Over the past year, the stock has significantly lagged the S&P 500, which posted positive gains during the same period. Despite that underperformance, the company has continued to pay out a reliable dividend, yielding over 5% at current levels. For those looking for cash flow, that payout remains one of its more attractive features.

Risks and Considerations

Virtus doesn’t operate in a vacuum. Market conditions weigh heavily on its performance, and the asset management space is often at the mercy of macroeconomic trends. During periods of market drawdowns or low investor confidence, assets under management can shrink, impacting fee-based revenue.

There’s also exposure to more concentrated strategies. Some portfolios are built around particular sectors or global regions, which makes them more vulnerable to economic or political shifts. If sentiment turns against those segments, it can accelerate outflows.

The company also invests in high-yield, lower-rated securities in some strategies. These instruments offer attractive returns, but they come with increased default risk and more pronounced volatility. When liquidity dries up or credit spreads widen, these segments can take a hit.

Derivative usage in some portfolios adds another layer of complexity. When used responsibly, they can hedge risk, but if markets turn quickly, they can amplify losses. The impact of leverage and market sensitivity in these positions should be closely monitored.

Like many firms in the industry, Virtus relies on a strong core of leadership. While that brings consistency, it also means that any unexpected leadership changes could create disruption or investor uncertainty.

The regulatory backdrop is another wild card. Asset managers face regular scrutiny and shifting compliance burdens.

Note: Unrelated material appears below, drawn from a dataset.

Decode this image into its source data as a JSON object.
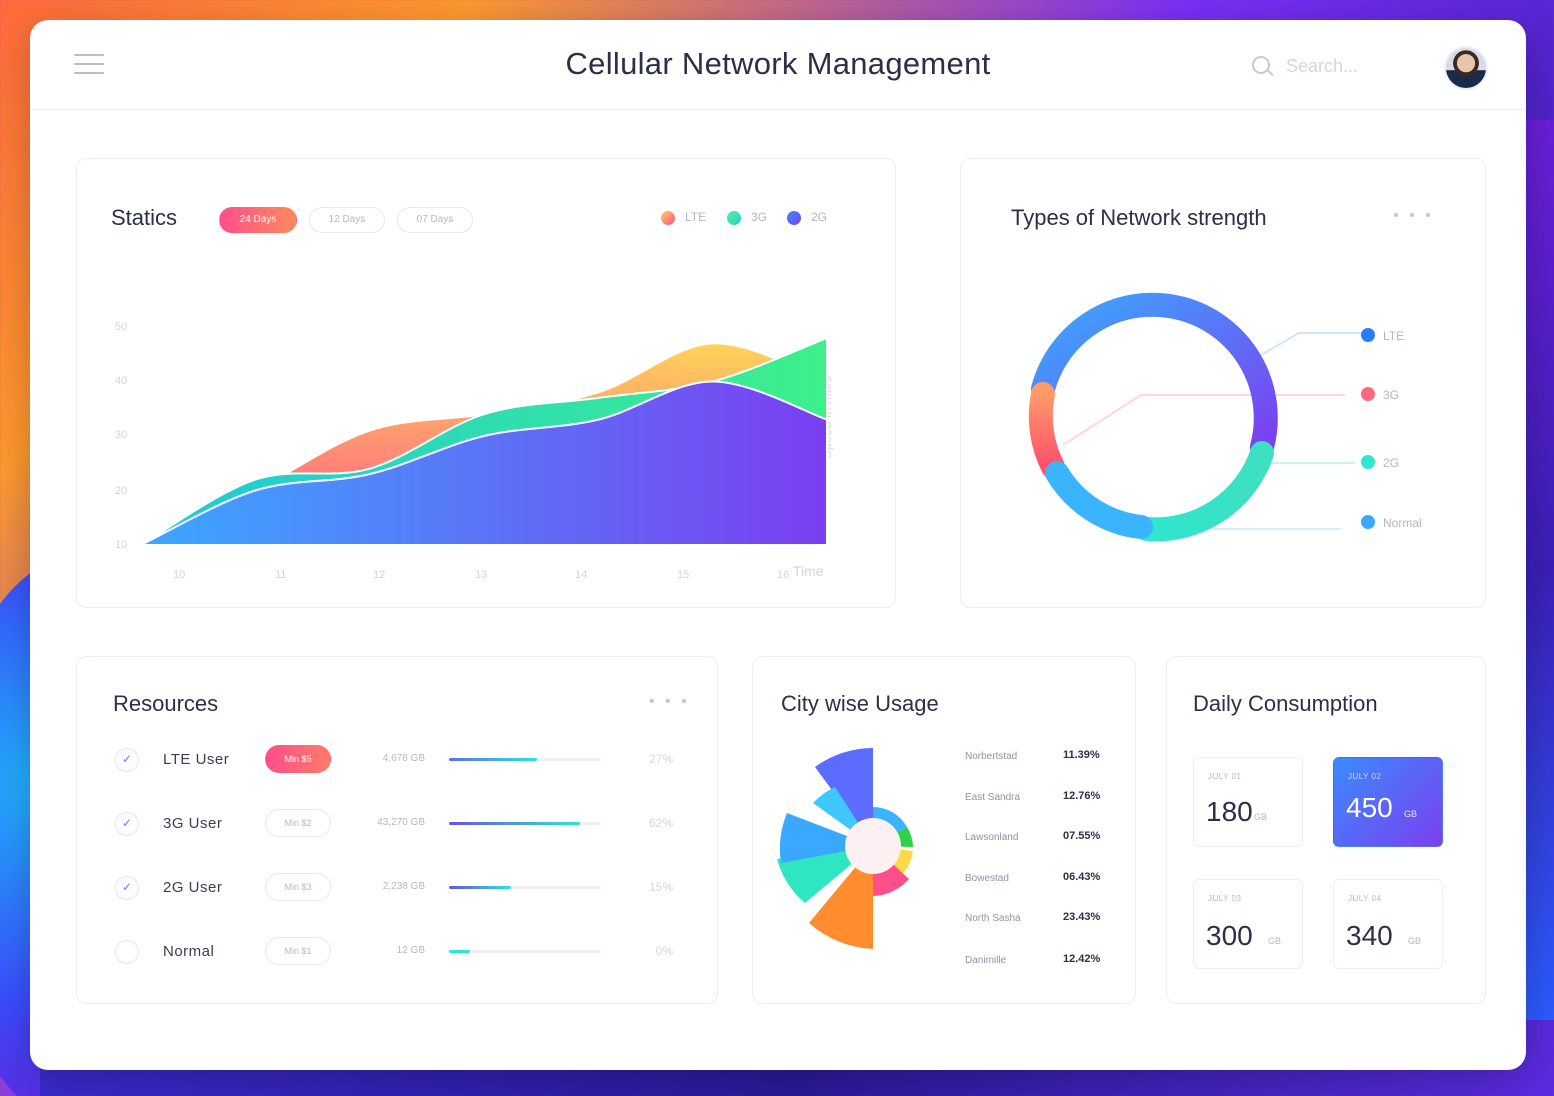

Any meaningful change in regulation—whether related to fees, disclosures, or risk—can alter how firms operate or market their products.

Lastly, competitive pressure is constant. Larger players with more scale and distribution capabilities are always vying for market share. Virtus must continuously justify its strategies and performance to both advisors and clients. It doesn’t have the brand clout of larger firms, so its edge needs to come from performance and service.

Final Thoughts

Virtus Investment Partners offers a compelling mix of income generation, proven leadership, and value-oriented valuation metrics. The dividend yield remains one of its most consistent strengths, especially with a payout ratio that still leaves room for flexibility. While the recent price action has been less than favorable, the fundamentals behind the business remain solid.

There’s no shortage of risks, from volatility in capital markets to the pressure of competition and regulatory shifts. But the management team has demonstrated resilience in navigating those challenges before, and their experience lends some confidence to the long-term case.

Ultimately, the stock looks to be in a phase of recalibration, where sentiment is catching up to fundamentals. For investors who can weather short-term fluctuations and stay focused on long-term discipline, Virtus presents an interesting opportunity in a space that tends to reward patience.